New Legislation May Help Kansas Residents Avoid Fraudulent Roofing Contractors

Fraudulent contractors who don’t deliver the results that they initially promised are a thorn in the sides of homeowners from all over the country. The problem has gotten so bad in some areas, like Topeka, that new legislation has been enacted to help protect homeowners who hire contractors. Last year, legislators approved the Roofing Contractor Registration Act that requires every contractor that charges for a roof to obtain a registration certificate from the attorney general’s office.

The law originally took effect on the first day of July last summer. Since then, some 700 roofers had registered, according to Attorney General Derek Schmidt.
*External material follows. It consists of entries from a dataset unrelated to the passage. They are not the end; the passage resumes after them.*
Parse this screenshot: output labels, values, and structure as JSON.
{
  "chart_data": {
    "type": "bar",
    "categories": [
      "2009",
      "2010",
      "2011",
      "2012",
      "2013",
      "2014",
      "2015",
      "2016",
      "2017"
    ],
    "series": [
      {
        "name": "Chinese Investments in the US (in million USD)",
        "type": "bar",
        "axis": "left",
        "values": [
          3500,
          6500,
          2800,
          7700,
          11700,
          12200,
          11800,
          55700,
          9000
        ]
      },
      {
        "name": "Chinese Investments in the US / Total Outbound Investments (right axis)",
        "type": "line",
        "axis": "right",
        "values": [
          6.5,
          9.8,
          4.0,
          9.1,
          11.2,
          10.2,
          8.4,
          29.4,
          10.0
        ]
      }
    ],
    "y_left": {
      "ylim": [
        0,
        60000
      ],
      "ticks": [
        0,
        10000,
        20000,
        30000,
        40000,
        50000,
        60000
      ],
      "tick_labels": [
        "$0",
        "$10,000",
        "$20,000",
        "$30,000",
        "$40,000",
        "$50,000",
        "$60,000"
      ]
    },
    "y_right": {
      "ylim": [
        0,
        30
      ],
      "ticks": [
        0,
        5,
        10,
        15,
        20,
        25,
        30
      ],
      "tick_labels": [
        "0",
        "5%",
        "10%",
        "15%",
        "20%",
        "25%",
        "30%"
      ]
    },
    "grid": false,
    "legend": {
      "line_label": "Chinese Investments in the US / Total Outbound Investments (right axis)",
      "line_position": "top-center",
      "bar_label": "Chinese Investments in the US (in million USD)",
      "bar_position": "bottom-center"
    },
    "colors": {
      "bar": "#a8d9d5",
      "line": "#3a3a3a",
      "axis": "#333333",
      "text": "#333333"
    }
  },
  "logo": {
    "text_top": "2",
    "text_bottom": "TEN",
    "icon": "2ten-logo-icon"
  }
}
Shmidt hopes to encourage homeowners to use the law as a resource when they need to renovate or install a new roof, especially with the spring storm season arriving. Homeowners should ask for a copy of their contractor’s registration certificate and see if they can find it in the online directory maintained by Schmidt’s office.

It is particularly important for homeowners to protect themselves from uninsured roofers to make sure that they get what they pay for. Contractors might promise fast and cheap installation of additions like slate roofing, which requires little to no maintenance, only to take weeks to finish, if they do at all. By using the registry, Kansas residents will be better able to protect their investment and make sure the roof they install will withstand the stormy weather.

In Frankfort, Kentucky, similar problems have resulted in a contractor has pleaded guilty to theft by deception, a class D felony. That prompted Attorney General Jack Conway to give homeowners in the state notice to be careful about the contractors they hire in a news release.

“Never pay in advance for labor,” the statement says. “Scam artists often take advance payments from consumers and never return to complete the work. If an advance is needed to purchase materials, offer to purchase the materials yourself.”

It also says, “Use local, reputable contractors for repairs, if possible. If local contractors bring in out-of-town workers, ask who will be responsible for their work if it is not satisfactory.” And, like Schmidt, he says homeowners should ask if the contractor is licensed, bonded, and insured.

Unfortunately, there are lots of contractors in the U.S. who commit fraud and fail to deliver what they originally agreed to and rip off thousands from homeowners. Hopefully, new legislations and careful homeowners can put an end to that troubling trend.